What's your nickname? The elves started calling me Captain Birdseye a few years ago and it's stuck. In Japan they call me Annual Gift Man.

Who was your first teenage crush and why? I always fancied the Tooth Fairy until she hooked up with that Easter Bunny idiot. But anyone in stockings is good with me.

What was the first music single you bought? I Saw Mommy Kissing Santa Claus, by the Ronettes. It always puts me in the party mood.

What's your favourite book? Sunil Chopra's Supply Chain Management: Strategy, Planning & Operation. It's the Da Vinci Code of logistical analysis. Recommended.

And your favourite movie? Bad Santa, with Billy Bob Thornton, is my most realistic film portrayal to date. And The Exorcist is good. No Christmas presents for that little girl, of course.

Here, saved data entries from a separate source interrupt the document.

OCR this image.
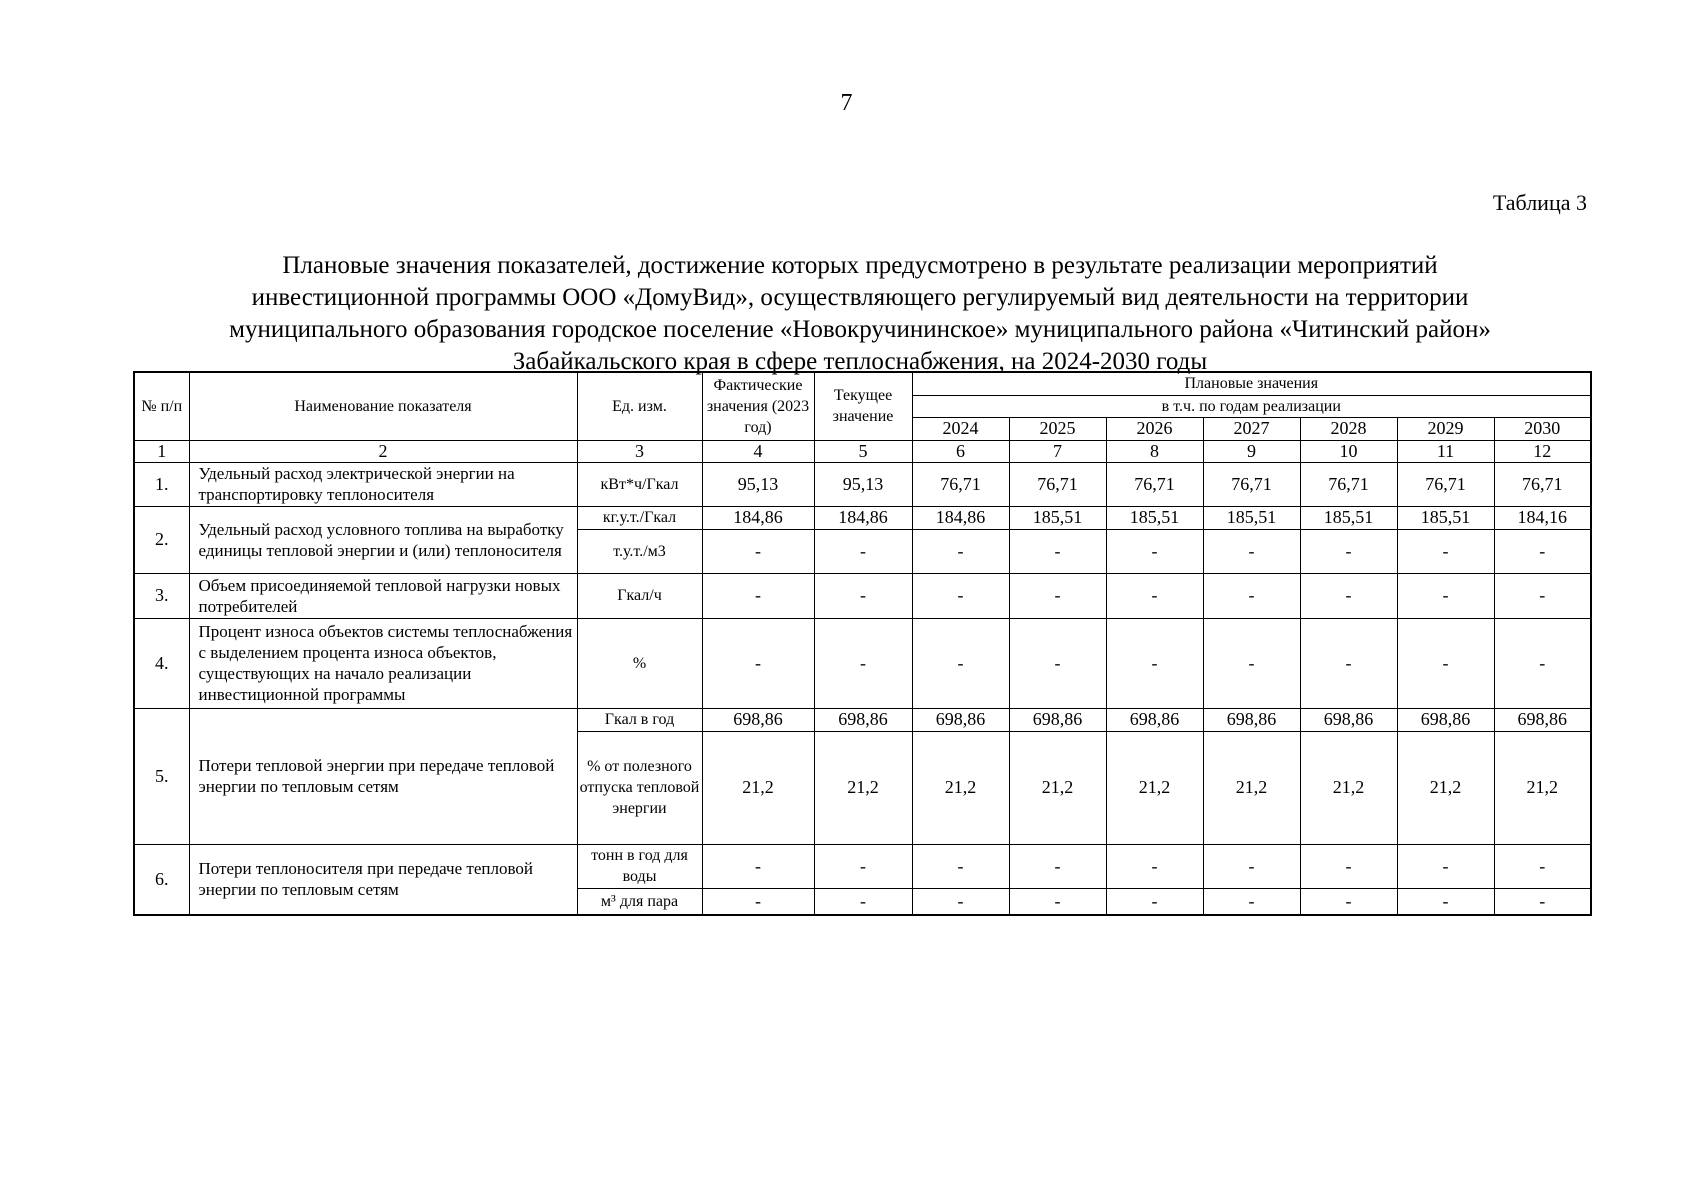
7
Таблица 3
Плановые значения показателей, достижение которых предусмотрено в результате реализации мероприятий
инвестиционной программы ООО «ДомуВид», осуществляющего регулируемый вид деятельности на территории
муниципального образования городское поселение «Новокручининское» муниципального района «Читинский район»
Забайкальского края в сфере теплоснабжения, на 2024-2030 годы
№ п/п	Наименование показателя	Ед. изм.	Фактические значения (2023 год)	Текущее значение	Плановые значения						
					в т.ч. по годам реализации						
					2024	2025	2026	2027	2028	2029	2030
1	2	3	4	5	6	7	8	9	10	11	12
1.	Удельный расход электрической энергии на транспортировку теплоносителя	кВт*ч/Гкал	95,13	95,13	76,71	76,71	76,71	76,71	76,71	76,71	76,71
2.	Удельный расход условного топлива на выработку единицы тепловой энергии и (или) теплоносителя	кг.у.т./Гкал	184,86	184,86	184,86	185,51	185,51	185,51	185,51	185,51	184,16
		т.у.т./м3	-	-	-	-	-	-	-	-	-
3.	Объем присоединяемой тепловой нагрузки новых потребителей	Гкал/ч	-	-	-	-	-	-	-	-	-
4.	Процент износа объектов системы теплоснабжения с выделением процента износа объектов, существующих на начало реализации инвестиционной программы	%	-	-	-	-	-	-	-	-	-
5.	Потери тепловой энергии при передаче тепловой энергии по тепловым сетям	Гкал в год	698,86	698,86	698,86	698,86	698,86	698,86	698,86	698,86	698,86
		% от полезного отпуска тепловой энергии	21,2	21,2	21,2	21,2	21,2	21,2	21,2	21,2	21,2
6.	Потери теплоносителя при передаче тепловой энергии по тепловым сетям	тонн в год для воды	-	-	-	-	-	-	-	-	-
		м³ для пара	-	-	-	-	-	-	-	-	-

What was your most embarrassing moment? Being mistaken for a fake Father Christmas while shopping at Asda in Slough. Screaming kids everywhere - it wasn't pleasant.

Do you have any phobias? I'm Claus-trophobic, which can make the chimney situation a bit complicated.

Which celebrity would you pick to join your staff and why? I'd get that EasyJet fella up on my sleigh and show him what no-frills flying is really about.

What's the weirdest thing you've eaten? A friend cooked me the best steak I'd ever had - until he admitted it was reindeer. I was sick on the spot. Poor old Blitzen.

What luxury item would you have on a desert island? A snow machine. Or a Gillette Mach III Turbo.

What's your best chat-up line? "Who's been a naughty girl, then?" Never fails.

What would be your ideal last meal? Anything but mince bloody pies. Come on people, show some initiative.

What superpower would you most want for a day? Being able to fly straight after 400,000 glasses of complimentary sherry. Any more points on the licence and it won't be a very merry Christmas at Casa Claus. The wife'll see to that.


Father Christmas was talking to Charlie Wright.